Overview Of Hypotonia-Hypomentia-Hypogonadism-Obesity Syndrome (HHHO)
Hypotonia-Hypomentia-Hypogonadism-Obesity Syndrome (HHHO) occurs when the body’s sex glands produce little or no hormones. In men, these glands (gonads) are the testes. In women, these glands are the ovaries.
Commonly Associated With
Gonadal deficiency; Testicular failure; Ovarian failure; Testosterone – hypogonadism
Causes Of Hypotonia-Hypomentia-Hypogonadism-Obesity Syndrome (HHHO)
The cause of hypogonadism can be primary or central (secondary). In primary hypogonadism, the ovaries or testes themselves do not function properly.
Causes of primary hypogonadism include:
- Certain autoimmune disorders
- Genetic and developmental disorders
- Liver and kidney disease
- The most common genetic disorders that cause primary hypogonadism are Turner syndrome (in women) and Klinefelter syndrome (in men).
If you already have other autoimmune disorders you may be at higher risk for autoimmune damage to the gonads. These can include disorders that affect the liver, adrenal glands, and thyroid glands, as well as type 1 diabetes.
In central hypogonadism, the centers in the brain that control the gonads (hypothalamus and pituitary) do not function properly.
Causes of central hypogonadism include:
- Anorexia nervosa
- Bleeding in the area of the pituitary
- Taking medicines, such as glucocorticoids and opiates
- Stopping anabolic steroids
- Genetic problems
- Nutritional deficiencies
- Iron excess (hemochromatosis)
- Rapid, significant weight loss (including weight loss after bariatric surgery)
- A genetic cause of central hypogonadism is Kallmann syndrome. Many people with this condition also have a decreased sense of smell.
Menopause is the most common reason for hypogonadism. It is normal in all women and occurs on average around age 50. Testosterone levels decrease in men as they age, as well. The range of normal testosterone in the blood is much lower in a 50 to 60-year-old man than it is in a 20 to a 30-year-old man.

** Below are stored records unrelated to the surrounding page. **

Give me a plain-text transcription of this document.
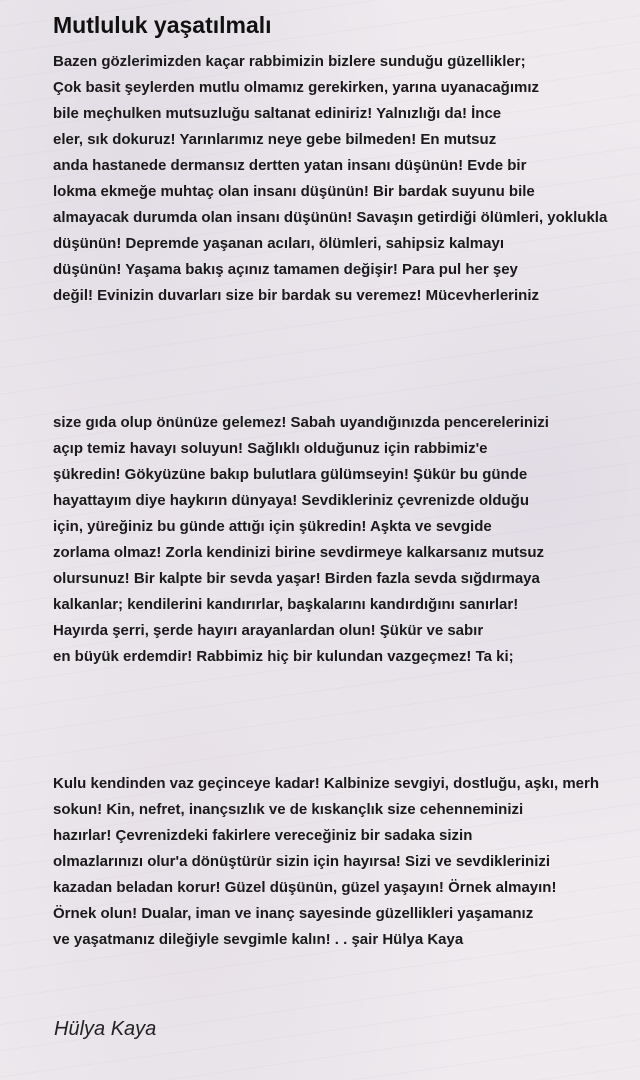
Mutluluk yaşatılmalı
Bazen gözlerimizden kaçar rabbimizin bizlere sunduğu güzellikler;
Çok basit şeylerden mutlu olmamız gerekirken, yarına uyanacağımız
bile meçhulken mutsuzluğu saltanat ediniriz! Yalnızlığı da! İnce
eler, sık dokuruz! Yarınlarımız neye gebe bilmeden! En mutsuz
anda hastanede dermansız dertten yatan insanı düşünün! Evde bir
lokma ekmeğe muhtaç olan insanı düşünün! Bir bardak suyunu bile
almayacak durumda olan insanı düşünün! Savaşın getirdiği ölümleri, yoklukla
düşünün! Depremde yaşanan acıları, ölümleri, sahipsiz kalmayı
düşünün! Yaşama bakış açınız tamamen değişir! Para pul her şey
değil! Evinizin duvarları size bir bardak su veremez! Mücevherleriniz
size gıda olup önünüze gelemez! Sabah uyandığınızda pencerelerinizi
açıp temiz havayı soluyun! Sağlıklı olduğunuz için rabbimiz'e
şükredin! Gökyüzüne bakıp bulutlara gülümseyin! Şükür bu günde
hayattayım diye haykırın dünyaya! Sevdikleriniz çevrenizde olduğu
için, yüreğiniz bu günde attığı için şükredin! Aşkta ve sevgide
zorlama olmaz! Zorla kendinizi birine sevdirmeye kalkarsanız mutsuz
olursunuz! Bir kalpte bir sevda yaşar! Birden fazla sevda sığdırmaya
kalkanlar; kendilerini kandırırlar, başkalarını kandırdığını sanırlar!
Hayırda şerri, şerde hayırı arayanlardan olun! Şükür ve sabır
en büyük erdemdir! Rabbimiz hiç bir kulundan vazgeçmez! Ta ki;
Kulu kendinden vaz geçinceye kadar! Kalbinize sevgiyi, dostluğu, aşkı, merh
sokun! Kin, nefret, inançsızlık ve de kıskançlık size cehenneminizi
hazırlar! Çevrenizdeki fakirlere vereceğiniz bir sadaka sizin
olmazlarınızı olur'a dönüştürür sizin için hayırsa! Sizi ve sevdiklerinizi
kazadan beladan korur! Güzel düşünün, güzel yaşayın! Örnek almayın!
Örnek olun! Dualar, iman ve inanç sayesinde güzellikleri yaşamanız
ve yaşatmanız dileğiyle sevgimle kalın! . . şair Hülya Kaya

Hülya Kaya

Symptoms Of Hypotonia-Hypomentia-Hypogonadism-Obesity Syndrome (HHHO)
Girls who have hypogonadism will not begin menstruating. Hypogonadism can affect breast development and height.
If hypogonadism occurs after puberty, symptoms in women include:
- Hot flashes
- Energy and mood changes
- Menstruation becomes irregular or stops
In boys, hypogonadism affects muscle, beard, genital and voice development. It also leads to growth problems. In men the symptoms are:
- Breast enlargement
- Muscle loss
- Decreased interest in sex (low libido)
If a pituitary or other brain tumor is present (central hypogonadism), there may be:
- Headaches or vision loss
- Milky breast discharge (from a prolactinoma)
- Symptoms of other hormonal deficiencies (such as hypothyroidism)
- The most common tumors affecting the pituitary are craniopharyngioma in children and prolactinoma adenomas in adults.
Exams & Tests
You may need to have tests to check:
- Estrogen level (women)
- Follicle-stimulating hormone (FSH level) and luteinizing hormone (LH) level
- Testosterone level (men)
- Other measures of pituitary function
Other tests may include:
- Blood tests for anemia and iron
- Genetic tests including a karyotype to check the chromosomal structure
- Prolactin level (milk hormone)
- Sperm count
- Thyroid tests
- Sometimes imaging tests are needed, such as a sonogram of the ovaries. If the pituitary disease is suspected, an MRI or CT scan of the brain may be done.
Treatment Of Hypotonia-Hypomentia-Hypogonadism-Obesity Syndrome (HHHO)
You may need to take hormone-based medicines. Estrogen and progesterone are used for girls and women. The medicines come in the form of a pill or skin patch. Testosterone is used for boys and men. The medicine can be given as a skin patch, skin gel, a solution applied to the armpit, a patch applied to the upper gum, or by injection.
For women who have not had their uterus removed, combination treatment with estrogen and progesterone may decrease the chance of developing endometrial cancer. Women with hypogonadism who have low sex drive may also be prescribed low-dose testosterone or another male hormone called dehydroepiandrosterone (DHEA).
In some women, injections or pills can be used to stimulate ovulation. Injections of pituitary hormone may be used to help men produce sperm. Other people may need surgery and radiation therapy if there is pituitary or hypothalamic cause of the disorder.